Parameters¶
Stage parameters are the knobs you turn when experimenting: learning rates, thresholds, feature flags. Pivot tracks them as first-class inputs so that changing a parameter automatically invalidates downstream stages, just like changing code or data would.
Defining Parameters¶
Subclass StageParams (a Pydantic BaseModel) and add it as a typed
argument to your stage function:
import pivot
class TrainParams(pivot.StageParams):
learning_rate: float = 0.01
batch_size: int = 32
dropout: float = 0.1
from typing import Annotated
from pandas import DataFrame
def train(
params: TrainParams,
data: Annotated[DataFrame, pivot.Dep("features.csv", pivot.loaders.CSV())],
) -> Annotated[object, pivot.Out("model.pkl", pivot.loaders.Pickle())]:
model = fit(data, lr=params.learning_rate, bs=params.batch_size)
return model
StageParams gives you Pydantic validation for free — type coercion,
range checks, custom validators all work as expected:
import pydantic
import pivot
class GridParams(pivot.StageParams):
n_splits: int = 5
scoring: str = "accuracy"
@pydantic.field_validator("n_splits")
@classmethod
def at_least_two(cls, v: int) -> int:
if v < 2:
raise ValueError("n_splits must be >= 2")
return v
Pivot discovers the params argument automatically — the name doesn't
matter, only the type annotation. A stage can have at most one
StageParams parameter.
Providing Values¶
At Registration¶
Pass an instance or class when registering:
pipeline = pivot.Pipeline("my_pipeline")
# Instance with specific values
pipeline.register(train, params=TrainParams(learning_rate=0.001))

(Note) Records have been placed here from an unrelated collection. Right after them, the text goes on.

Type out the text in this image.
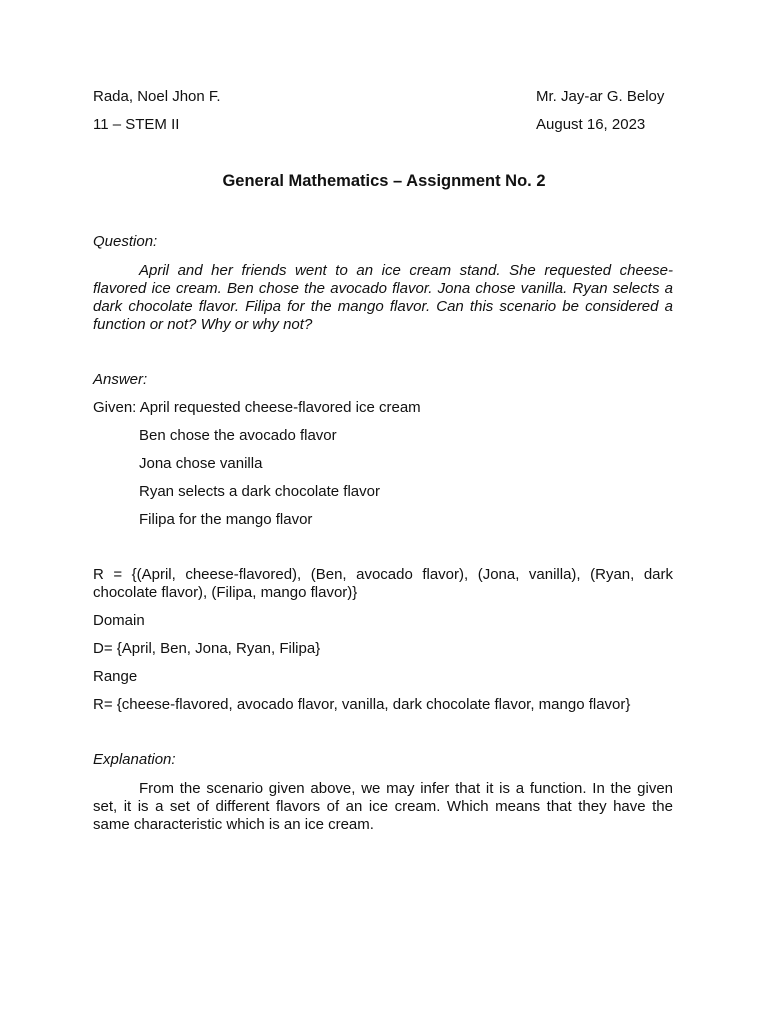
Rada, Noel Jhon F.	Mr. Jay-ar G. Beloy
11 – STEM II	August 16, 2023
General Mathematics – Assignment No. 2
Question:
April and her friends went to an ice cream stand. She requested cheese-flavored ice cream. Ben chose the avocado flavor. Jona chose vanilla. Ryan selects a dark chocolate flavor. Filipa for the mango flavor. Can this scenario be considered a function or not? Why or why not?
Answer:
Given: April requested cheese-flavored ice cream
Ben chose the avocado flavor
Jona chose vanilla
Ryan selects a dark chocolate flavor
Filipa for the mango flavor
R = {(April, cheese-flavored), (Ben, avocado flavor), (Jona, vanilla), (Ryan, dark chocolate flavor), (Filipa, mango flavor)}
Domain
D= {April, Ben, Jona, Ryan, Filipa}
Range
R= {cheese-flavored, avocado flavor, vanilla, dark chocolate flavor, mango flavor}
Explanation:
From the scenario given above, we may infer that it is a function. In the given set, it is a set of different flavors of an ice cream. Which means that they have the same characteristic which is an ice cream.
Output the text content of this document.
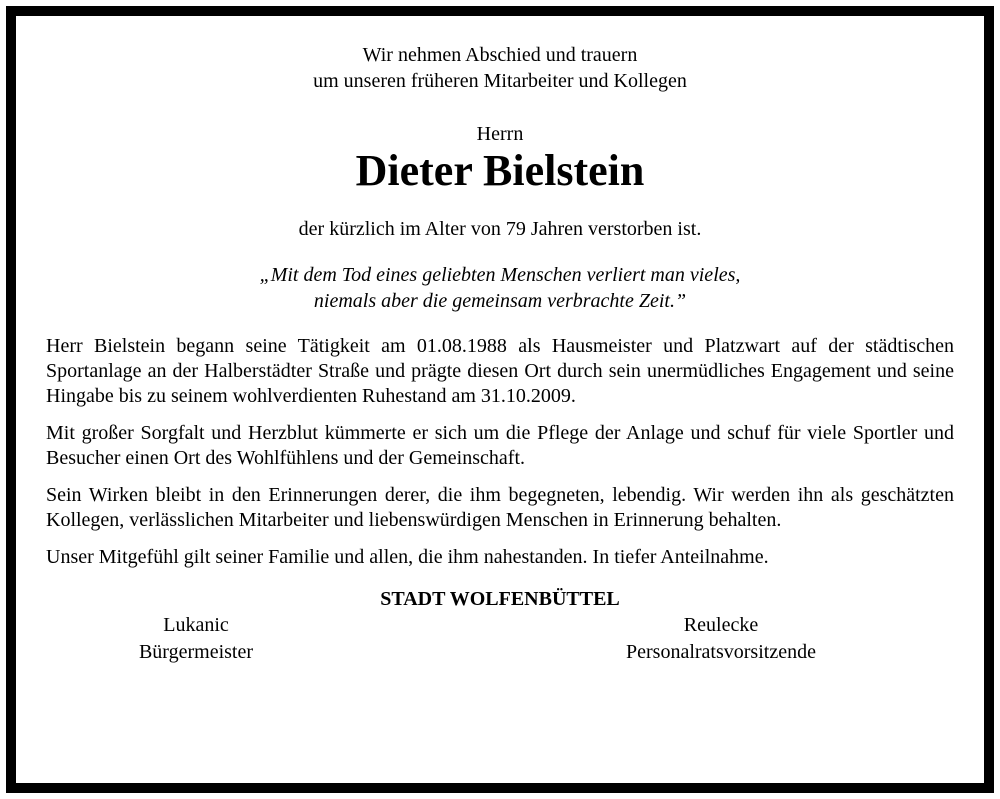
Wir nehmen Abschied und trauern
um unseren früheren Mitarbeiter und Kollegen

Herrn

Dieter Bielstein

der kürzlich im Alter von 79 Jahren verstorben ist.

„Mit dem Tod eines geliebten Menschen verliert man vieles,
niemals aber die gemeinsam verbrachte Zeit.”

Herr Bielstein begann seine Tätigkeit am 01.08.1988 als Hausmeister und Platzwart auf der städtischen Sportanlage an der Halberstädter Straße und prägte diesen Ort durch sein unermüdliches Engagement und seine Hingabe bis zu seinem wohlverdienten Ruhestand am 31.10.2009.

Mit großer Sorgfalt und Herzblut kümmerte er sich um die Pflege der Anlage und schuf für viele Sportler und Besucher einen Ort des Wohlfühlens und der Gemeinschaft.

Sein Wirken bleibt in den Erinnerungen derer, die ihm begegneten, lebendig. Wir werden ihn als geschätzten Kollegen, verlässlichen Mitarbeiter und liebenswürdigen Menschen in Erinnerung behalten.

Unser Mitgefühl gilt seiner Familie und allen, die ihm nahestanden. In tiefer Anteilnahme.

STADT WOLFENBÜTTEL

Lukanic
Bürgermeister
Reulecke
Personalratsvorsitzende
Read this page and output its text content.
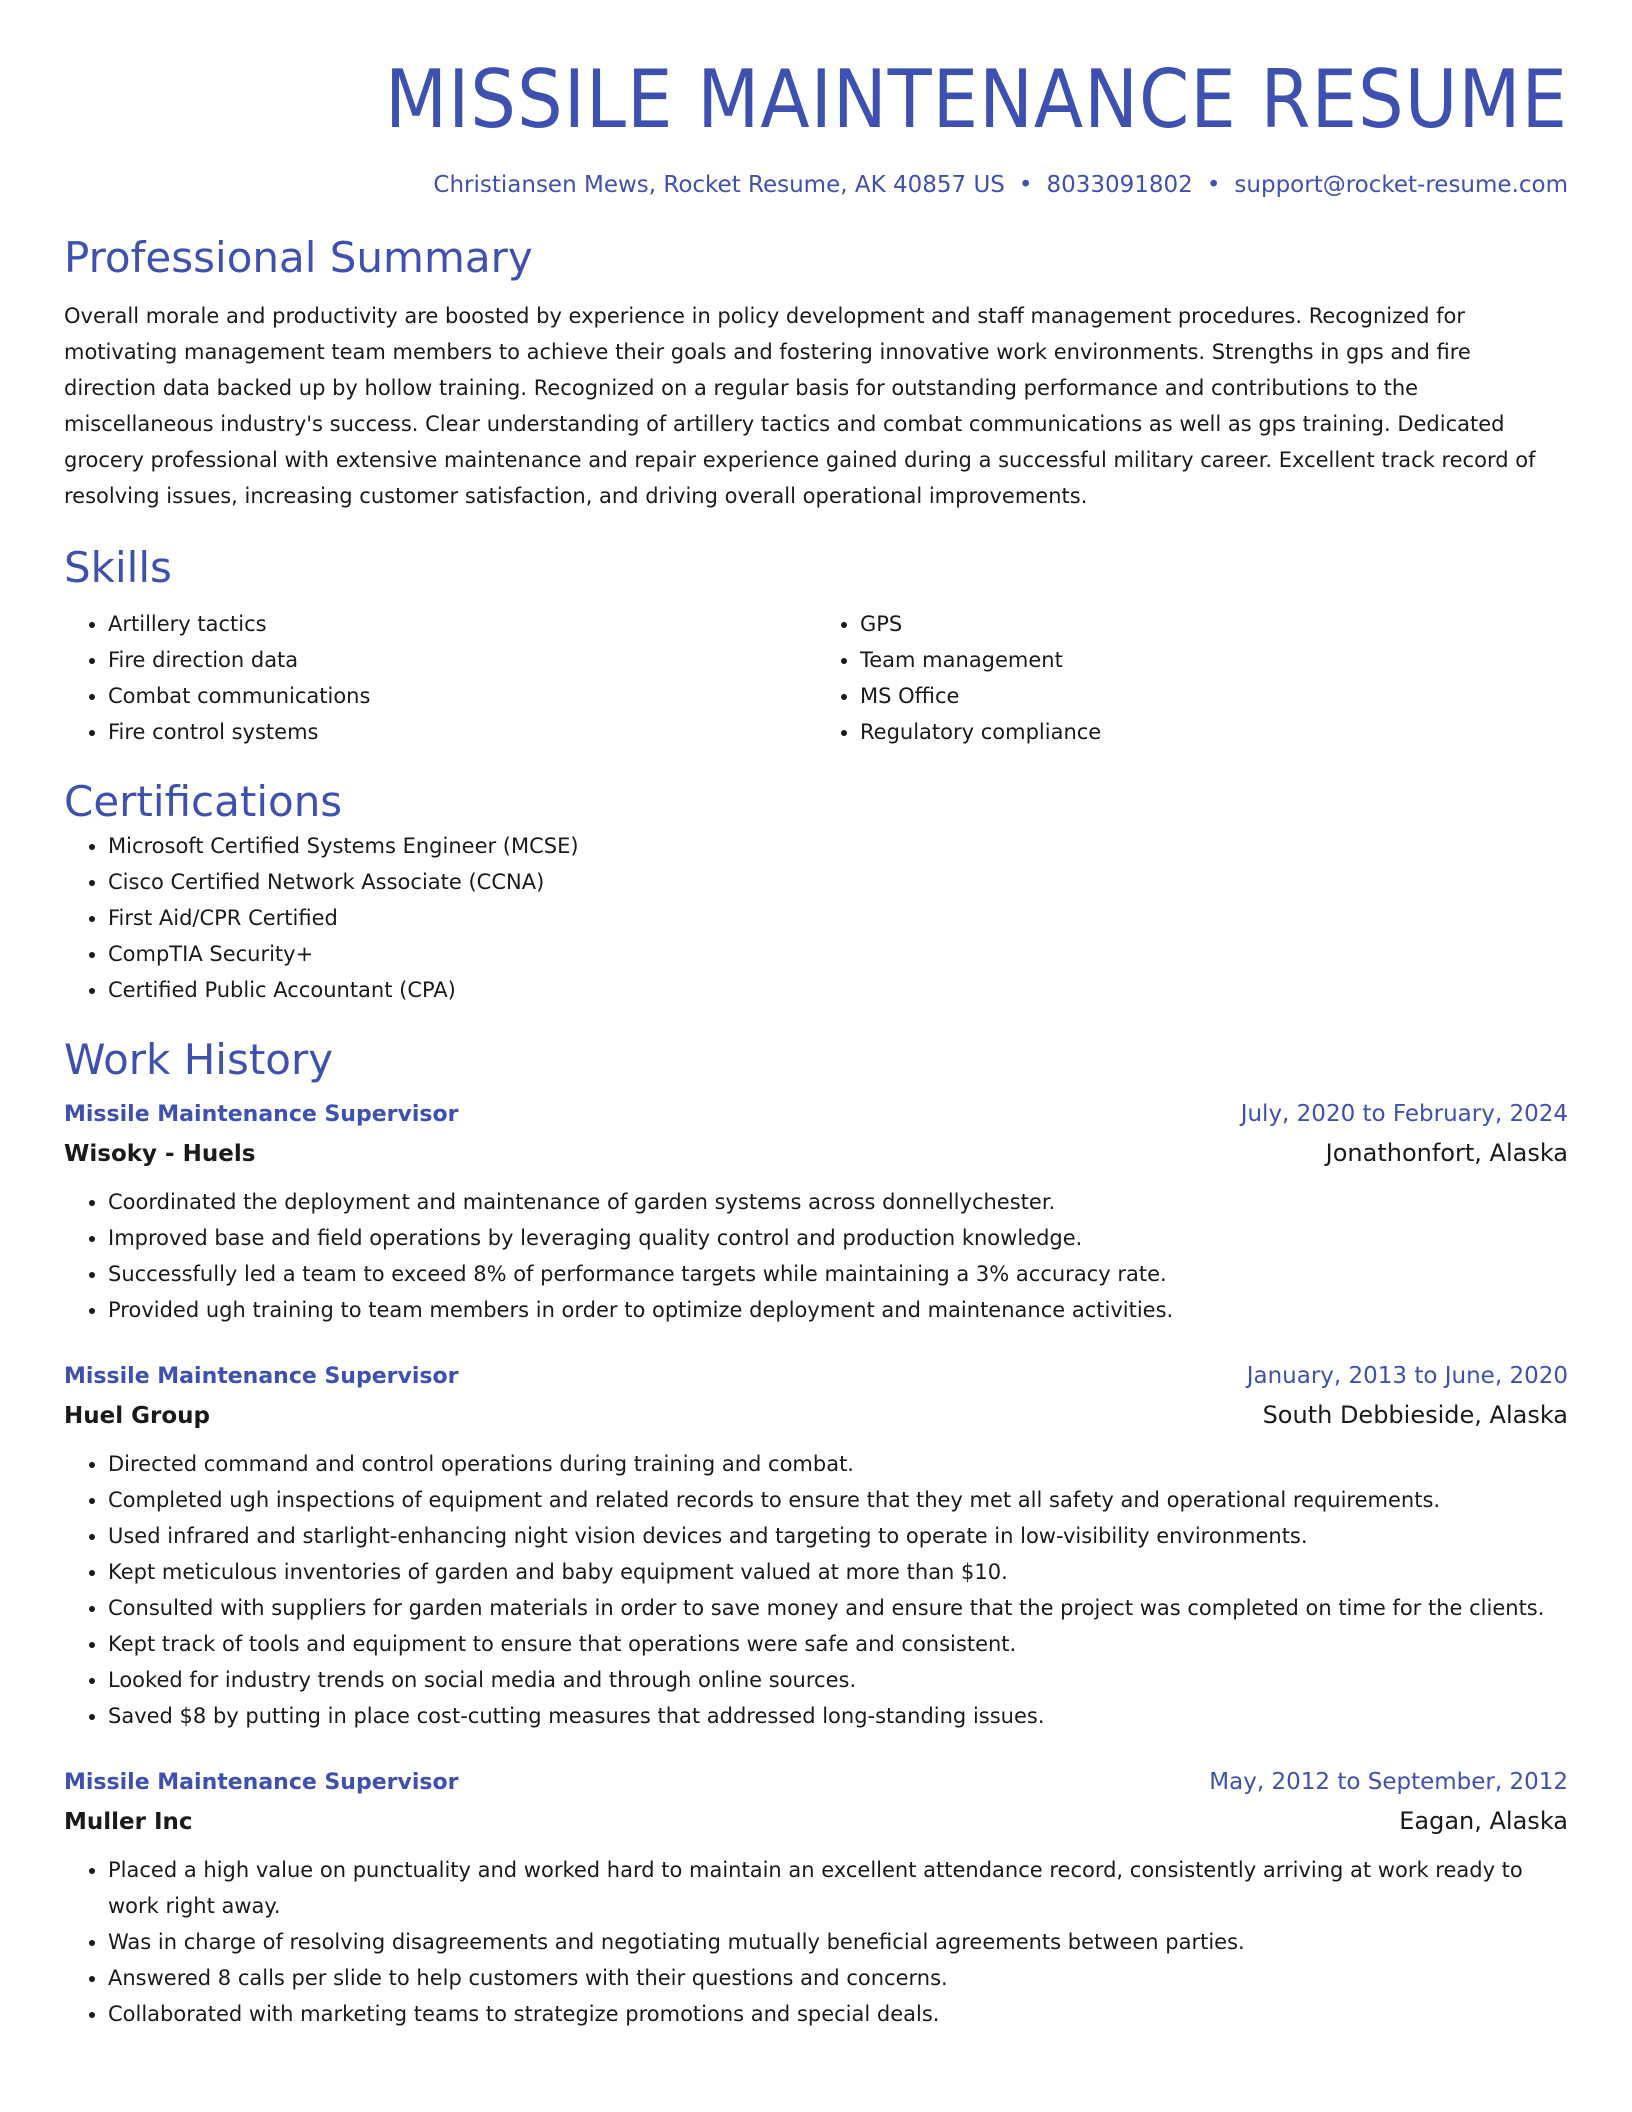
MISSILE MAINTENANCE RESUME
Christiansen Mews, Rocket Resume, AK 40857 US • 8033091802 • support@rocket-resume.com
Professional Summary

Overall morale and productivity are boosted by experience in policy development and staff management procedures. Recognized for motivating management team members to achieve their goals and fostering innovative work environments. Strengths in gps and fire direction data backed up by hollow training. Recognized on a regular basis for outstanding performance and contributions to the miscellaneous industry's success. Clear understanding of artillery tactics and combat communications as well as gps training. Dedicated grocery professional with extensive maintenance and repair experience gained during a successful military career. Excellent track record of resolving issues, increasing customer satisfaction, and driving overall operational improvements.

Skills
• Artillery tactics
• Fire direction data
• Combat communications
• Fire control systems
• GPS
• Team management
• MS Office
• Regulatory compliance
Certifications
• Microsoft Certified Systems Engineer (MCSE)
• Cisco Certified Network Associate (CCNA)
• First Aid/CPR Certified
• CompTIA Security+
• Certified Public Accountant (CPA)
Work History
Missile Maintenance Supervisor	July, 2020 to February, 2024
Wisoky - Huels	Jonathonfort, Alaska
• Coordinated the deployment and maintenance of garden systems across donnellychester.
• Improved base and field operations by leveraging quality control and production knowledge.
• Successfully led a team to exceed 8% of performance targets while maintaining a 3% accuracy rate.
• Provided ugh training to team members in order to optimize deployment and maintenance activities.
Missile Maintenance Supervisor	January, 2013 to June, 2020
Huel Group	South Debbieside, Alaska
• Directed command and control operations during training and combat.
• Completed ugh inspections of equipment and related records to ensure that they met all safety and operational requirements.
• Used infrared and starlight-enhancing night vision devices and targeting to operate in low-visibility environments.
• Kept meticulous inventories of garden and baby equipment valued at more than $10.
• Consulted with suppliers for garden materials in order to save money and ensure that the project was completed on time for the clients.
• Kept track of tools and equipment to ensure that operations were safe and consistent.
• Looked for industry trends on social media and through online sources.
• Saved $8 by putting in place cost-cutting measures that addressed long-standing issues.
Missile Maintenance Supervisor	May, 2012 to September, 2012
Muller Inc	Eagan, Alaska
• Placed a high value on punctuality and worked hard to maintain an excellent attendance record, consistently arriving at work ready to work right away.
• Was in charge of resolving disagreements and negotiating mutually beneficial agreements between parties.
• Answered 8 calls per slide to help customers with their questions and concerns.
• Collaborated with marketing teams to strategize promotions and special deals.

# Class — instantiates with defaults
pipeline.register(train, params=TrainParams)
# Omit — Pivot infers the class from the type hint
pipeline.register(train)
All three forms work. When you omit params, Pivot reads the type hint,
instantiates the class with defaults, and uses that. If any field lacks a
default, Pivot raises a ParamsError at registration time.
Overriding via params.yaml¶
Create params.yaml at the project root to override values without
touching code:
Overrides are applied on top of the registered defaults at execution time. Only the fields you list are changed; everything else keeps its default.
For matrix stages (name format base@variant), overrides cascade:
# Base overrides apply to all variants
process:
threshold: 0.5
# Variant-specific overrides layer on top
process@high:
threshold: 0.9
Change Detection¶
Pivot serialises parameters to a deterministic JSON dict and stores them in the per-stage lock file. On the next run, the worker compares the current params dict against the locked version. Any difference triggers re-execution.
This means:
- Adding a new field with a default → no change (same serialised dict)
- Changing a default value → triggers re-run
- Overriding a value in
params.yaml→ triggers re-run - Changing the Pydantic schema (field type, validators) → detected via fingerprinting, not params comparison
Inspecting Parameters¶
pivot params show¶
Display current effective values (defaults + overrides merged):
$ pivot params show
$ pivot params show train # specific stage
$ pivot params show --json # machine-readable
pivot params diff¶
Compare workspace parameters against git HEAD:
This is useful before committing to see what parameter changes you're about to lock in.
Matrix Stages¶
When the same logic needs to run with different parameter sets, register variants instead of duplicating stages:
for variant, lr in [("fast", 0.01), ("slow", 0.001)]:
pipeline.register(
train,
name=f"train@{variant}",
params=TrainParams(learning_rate=lr),
variant=variant,
)
Each variant gets its own lock file and cache entry. The params.yaml
override rules described above let you tweak individual variants without
changing code.
Relationship to Other Concepts¶
| Input type | Tracked by | Triggers re-run when |
|---|---|---|
| Parameters | Lock file params dict | Value changes |
| Code | Fingerprint manifest | AST changes |
| Data | Dependency hash | File content changes |
Parameters, code fingerprints, and dependency hashes are all inputs to the caching skip-detection algorithm. A stage is skipped only when all three match the previous run.